Upon return to Rwanda, Bamurange, who had no other family with her, stayed at Nyakarambi refugee camp in Kirehe district where, as luck would have it, she met her paternal aunt.
"I remember asking her where home was, who is my father and also asked her about my mother, who went to Uganda and never came back,” she disclosed.
She was later taken to Uganda by her aunt and reunited with her other brother and sister but never saw her mother, who, at that time, had also returned to Rwanda to search for them.
In 2008 while in senior three, Bamurange and her other siblings, were reunited with their mother, after 14 years.
How sports helped her overcome grief
Bamurange says that the fact that her father was a soldier, who died trying to liberate his country, has been one of the weapons she has used to overcome the psychological agony.
"Being a sportswoman has given me hope to live a normal life. It is always a difficult period for anyone who, was affected by the Genocide, directly or indirectly.

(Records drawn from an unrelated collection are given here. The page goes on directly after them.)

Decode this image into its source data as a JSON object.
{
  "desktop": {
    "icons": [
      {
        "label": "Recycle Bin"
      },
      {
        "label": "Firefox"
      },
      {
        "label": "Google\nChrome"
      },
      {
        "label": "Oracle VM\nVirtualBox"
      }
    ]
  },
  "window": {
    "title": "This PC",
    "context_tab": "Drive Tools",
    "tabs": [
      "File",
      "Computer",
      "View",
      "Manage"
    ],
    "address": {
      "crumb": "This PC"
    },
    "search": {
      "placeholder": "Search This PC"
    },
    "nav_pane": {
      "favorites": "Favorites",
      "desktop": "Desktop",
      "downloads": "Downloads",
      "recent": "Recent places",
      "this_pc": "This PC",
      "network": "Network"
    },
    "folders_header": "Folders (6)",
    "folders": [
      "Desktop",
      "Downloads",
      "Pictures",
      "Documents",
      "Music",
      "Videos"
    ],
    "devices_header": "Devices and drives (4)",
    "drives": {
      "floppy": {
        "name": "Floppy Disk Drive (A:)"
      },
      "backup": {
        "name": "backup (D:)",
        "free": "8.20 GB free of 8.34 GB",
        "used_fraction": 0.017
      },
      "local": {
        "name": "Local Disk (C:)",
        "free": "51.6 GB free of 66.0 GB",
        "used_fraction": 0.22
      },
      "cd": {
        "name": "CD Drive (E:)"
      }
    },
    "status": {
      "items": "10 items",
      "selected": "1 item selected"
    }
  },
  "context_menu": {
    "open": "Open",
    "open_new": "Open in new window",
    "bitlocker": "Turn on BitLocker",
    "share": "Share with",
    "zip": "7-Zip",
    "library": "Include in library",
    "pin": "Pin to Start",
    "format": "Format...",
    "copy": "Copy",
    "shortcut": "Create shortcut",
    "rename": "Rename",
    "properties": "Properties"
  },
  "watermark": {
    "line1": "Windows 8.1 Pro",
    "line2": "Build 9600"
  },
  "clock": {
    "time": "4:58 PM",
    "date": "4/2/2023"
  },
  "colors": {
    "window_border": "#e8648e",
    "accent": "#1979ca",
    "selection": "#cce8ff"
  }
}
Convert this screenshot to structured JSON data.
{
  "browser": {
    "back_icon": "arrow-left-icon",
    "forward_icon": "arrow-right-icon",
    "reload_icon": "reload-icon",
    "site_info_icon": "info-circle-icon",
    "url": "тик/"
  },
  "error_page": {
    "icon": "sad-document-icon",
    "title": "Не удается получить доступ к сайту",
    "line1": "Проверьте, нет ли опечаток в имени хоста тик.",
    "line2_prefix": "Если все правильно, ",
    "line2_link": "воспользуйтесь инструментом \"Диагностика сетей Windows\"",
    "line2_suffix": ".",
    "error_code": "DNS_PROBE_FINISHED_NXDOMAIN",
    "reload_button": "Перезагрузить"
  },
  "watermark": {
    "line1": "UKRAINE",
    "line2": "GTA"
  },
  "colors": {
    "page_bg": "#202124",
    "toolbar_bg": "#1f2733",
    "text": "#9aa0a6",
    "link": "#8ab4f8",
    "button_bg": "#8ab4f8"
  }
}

Although I didn’t get a chance to see my father, he is my daily inspiration, whenever I remember that he gave his life for his country, I feel re-energized.”
She noted, "I did not have a proper childhood because of the genocide but playing basketball has been very helpful to me, I don’t get time to think much about my past.”
Bamurange says she started playing basketball while in senior five at Saint Aloys Rwamagana and when she joined university, she went on to feature for University of Rwanda, College of Arts and Social Sciences (UR-CASS) in the national league for four years until she graduated last year.
She signed for reigning league champions APR Women basketball club this season and she is aiming to continue playing for as long as possible.